Yesterday I responded to Patrick Appel’s claim that Maggie Gallagher is a “fundamentalist” in her view of same-sex marriage, because there is no evidence that would persuade her that it was morally acceptable. I think this is an unfortunate way to characterize Gallagher’s view. I argued that we are all “fundamentalists” about the things we […]

Yesterday I responded to Patrick Appel’s claim that Maggie Gallagher is a “fundamentalist” in her view of same-sex marriage, because there is no evidence that would persuade her that it was morally acceptable. I think this is an unfortunate way to characterize Gallagher’s view. I argued that we are all “fundamentalists” about the things we most care about, in the sense that there is nothing, or almost nothing, that would cause us to change our minds. I suggested that neither Patrick nor his boss, Andrew Sullivan, would change their minds about same-sex marriage, no matter what. He responds, in part:

If there were real evidence that marriage equality made gay couples unhappy, if the children of gay parents were severely damaged due to their upbringings, and if same-sex marriage truly were a grave threat to straight marriage, I’d reconsider my views.

I don’t think this is true. I don’t know Patrick, so I can’t say for sure, but I’m fairly certain he believes same-sex marriage to be a “right.” A right is something that is not up for negotiation. It exists prior to the state, and cannot be taken away. If social science were able to show, for example, that racial integration made black Americans unhappy, severely damaged their children, and was a grave threat to the social order, that would not matter. Black folks would still have the inalienable right to equal treatment under the law. Nobody would consider eliminating the right of straight people to marry simply because they make such a hash of marriage these days. If Patrick really has concluded that same-sex marriage is a right, then I would expect him to stand by that view even if evidence demonstrated that same-sex marriage was socially deleterious. Rights don’t exist only when they make people happy and prosperous. To say something is a “right” is to make an absolute moral claim on it — a claim that is not negated by instrumental reasoning.

Similarly, for the religiously orthodox people like Maggie Gallagher, same-sex marriage runs deeply against what they believe to be absolutely true. There is no way to convince them that it is morally right, no matter how many social-science statistics, or anecdotes of happy gay families you produce. Data can convince people who may come to realize that their views against same-sex marriage were based on an irrational prejudice, but that is not the case with a thoughtful and convinced orthodox Christian, Jew, or Muslim, who may take his or her stand on a clear and firm idea, derived from religion and/or tradition, of what a human being is, what truth is, what sex is, and what freedom is. They conclude that same-sex marriage cannot be reconciled with those principles. You may disagree with their first principles, but you cannot call their conclusion from those principles irrational.

My point here is, in part, that people who believe in same-sex marriage also operate from a set of strong first principles about what a human being is, what truth is, what sex is, and what freedom is. It all seems natural to them, and obvious, because that is the world they operate within.
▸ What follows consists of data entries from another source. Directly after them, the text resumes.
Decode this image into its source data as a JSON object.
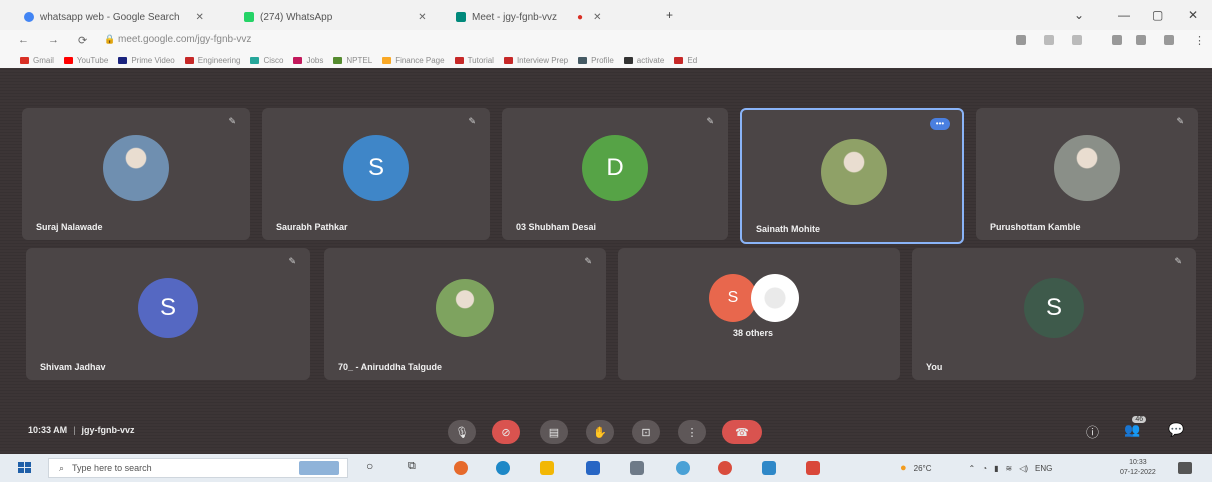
{
  "browser": {
    "tabs": [
      {
        "label": "whatsapp web - Google Search",
        "color": "#4285f4"
      },
      {
        "label": "(274) WhatsApp",
        "color": "#25d366"
      },
      {
        "label": "Meet - jgy-fgnb-vvz",
        "color": "#00897b"
      }
    ],
    "new_tab": "+",
    "url": "meet.google.com/jgy-fgnb-vvz",
    "bookmarks": [
      {
        "label": "Gmail",
        "color": "#d93025"
      },
      {
        "label": "YouTube",
        "color": "#ff0000"
      },
      {
        "label": "Prime Video",
        "color": "#1a237e"
      },
      {
        "label": "Engineering",
        "color": "#c62828"
      },
      {
        "label": "Cisco",
        "color": "#26a69a"
      },
      {
        "label": "Jobs",
        "color": "#c2185b"
      },
      {
        "label": "NPTEL",
        "color": "#558b2f"
      },
      {
        "label": "Finance Page",
        "color": "#f9a825"
      },
      {
        "label": "Tutorial",
        "color": "#c62828"
      },
      {
        "label": "Interview Prep",
        "color": "#c62828"
      },
      {
        "label": "Profile",
        "color": "#455a64"
      },
      {
        "label": "activate",
        "color": "#333333"
      },
      {
        "label": "Ed",
        "color": "#c62828"
      }
    ]
  },
  "meet": {
    "participants": [
      {
        "name": "Suraj Nalawade",
        "kind": "photo",
        "color": "#6f8fb0"
      },
      {
        "name": "Saurabh Pathkar",
        "kind": "letter",
        "letter": "S",
        "color": "#3f86c8"
      },
      {
        "name": "03 Shubham Desai",
        "kind": "letter",
        "letter": "D",
        "color": "#56a346"
      },
      {
        "name": "Sainath Mohite",
        "kind": "photo",
        "color": "#8fa167",
        "active": true,
        "badge": "•••"
      },
      {
        "name": "Purushottam Kamble",
        "kind": "photo",
        "color": "#8a8f88"
      },
      {
        "name": "Shivam Jadhav",
        "kind": "letter",
        "letter": "S",
        "color": "#5568c2"
      },
      {
        "name": "70_ - Aniruddha Talgude",
        "kind": "photo",
        "color": "#7ea35f"
      },
      {
        "name": "",
        "kind": "others"
      },
      {
        "name": "You",
        "kind": "letter",
        "letter": "S",
        "color": "#3e5a4b"
      }
    ],
    "others": {
      "letter": "S",
      "color": "#e8674d",
      "label": "38 others"
    },
    "time": "10:33 AM",
    "meeting_code": "jgy-fgnb-vvz",
    "people_count": "46"
  },
  "taskbar": {
    "search_placeholder": "Type here to search",
    "weather": "26°C",
    "lang": "ENG",
    "time": "10:33",
    "date": "07-12-2022"
  }
}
A Catholic friend who is a chaste gay man was visiting me recently, and lamented that it’s impossible to make a case against same-sex marriage because so few people share the same first principles that, say, religious Catholics do. The problem is that cultural liberals who support SSM tend to believe that their viewpoints are neutral. They aren’t. Nobody has a neutral viewpoint. Our real problem here is what Robbie George terms “a clash of orthodoxies.” Excerpt:

The secularist orthodoxy also rejects the Judeo-Christian understanding of marriage as a bodily, emotional, and spiritual union of one man and one woman, ordered to the generating, nurturing, and educating of children, marked by exclusivity and permanence, and consummated and actualized by acts that are reproductive in type, even if not, in every case, in fact. Marriage, for secularists, is a legal convention whose goal is to support a merely emotional union-which may or may not, depending upon the subjective preferences of the partners, be marked by commitments of exclusivity and permanence, which may or may not be open to children depending on whether partners want children, and in which sexual acts of any type mutually agreeable to the partners are perfectly acceptable.
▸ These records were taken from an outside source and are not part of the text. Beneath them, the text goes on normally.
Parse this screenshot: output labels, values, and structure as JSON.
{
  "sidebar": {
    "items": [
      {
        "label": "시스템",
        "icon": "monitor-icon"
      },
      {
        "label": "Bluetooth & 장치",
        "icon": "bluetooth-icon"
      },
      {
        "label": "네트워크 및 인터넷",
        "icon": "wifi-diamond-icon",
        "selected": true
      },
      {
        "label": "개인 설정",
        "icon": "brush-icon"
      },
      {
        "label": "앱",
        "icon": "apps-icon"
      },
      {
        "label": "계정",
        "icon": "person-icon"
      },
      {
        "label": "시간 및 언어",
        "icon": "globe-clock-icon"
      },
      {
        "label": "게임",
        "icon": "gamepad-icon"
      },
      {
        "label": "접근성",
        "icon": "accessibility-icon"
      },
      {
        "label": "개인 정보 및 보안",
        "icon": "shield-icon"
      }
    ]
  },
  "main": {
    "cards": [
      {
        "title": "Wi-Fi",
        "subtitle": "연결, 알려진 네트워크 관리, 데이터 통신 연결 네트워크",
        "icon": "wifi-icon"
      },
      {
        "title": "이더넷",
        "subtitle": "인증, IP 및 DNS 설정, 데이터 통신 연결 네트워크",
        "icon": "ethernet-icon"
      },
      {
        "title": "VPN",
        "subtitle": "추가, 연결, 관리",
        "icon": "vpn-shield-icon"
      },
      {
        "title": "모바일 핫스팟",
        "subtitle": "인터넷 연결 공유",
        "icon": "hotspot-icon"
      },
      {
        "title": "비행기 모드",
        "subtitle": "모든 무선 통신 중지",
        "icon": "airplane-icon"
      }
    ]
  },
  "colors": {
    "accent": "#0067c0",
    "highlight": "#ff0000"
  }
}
As any type of mutually agreeable consensual sexual act is considered as good as any other, secularist orthodoxy rejects the idea, common not only to Judaism and Christianity but to the world’s other great cultures and religious traditions, that marriage is an inherently heterosexual institution. According to secularist orthodoxy, same-sex “marriages” are no less truly marriages than those between partners of opposite sexes who happen to be infertile.

Justice Kennedy infamously wrote in his majority opinion in the Supreme Court’s Casey decision: “At the heart of liberty is the right to define one’s own concept of existence, of meaning, of the universe and of the mystery of human life.” Within that philosophically loosey-goosey framework, the orthodoxies clash. Prof. George believes that there can be a rational comparison of the orthodoxies, and that the religiously orthodox position can be shown by reason to be superior (read deep into his article for a taste of this). For my purposes, there’s no need to go into this here. The point I wish to convey is simply that the same-sex marriage case is based just as much on fundamental convictions about the meaning of life and the human person. There is no neutral ground, as Justice Kennedy imagines there to be. We are all fundamentalists about those things for which we care the most. When Maggie Gallagher appears to some to have closed her mind — this, because she attempts to respond rationally, not emotionally, to the thought of a happy gay family — she is actually thinking, insofar as thinking involves judging things based on logic and first principles. Of course either her premises or her logic may be wrong. But so too may yours.

And please don’t deceive yourself: If you believe that same-sex marriage is a right, as distinct from merely a good idea, then you have by definition closed your mind to evidence that would cause you to withdraw support from it.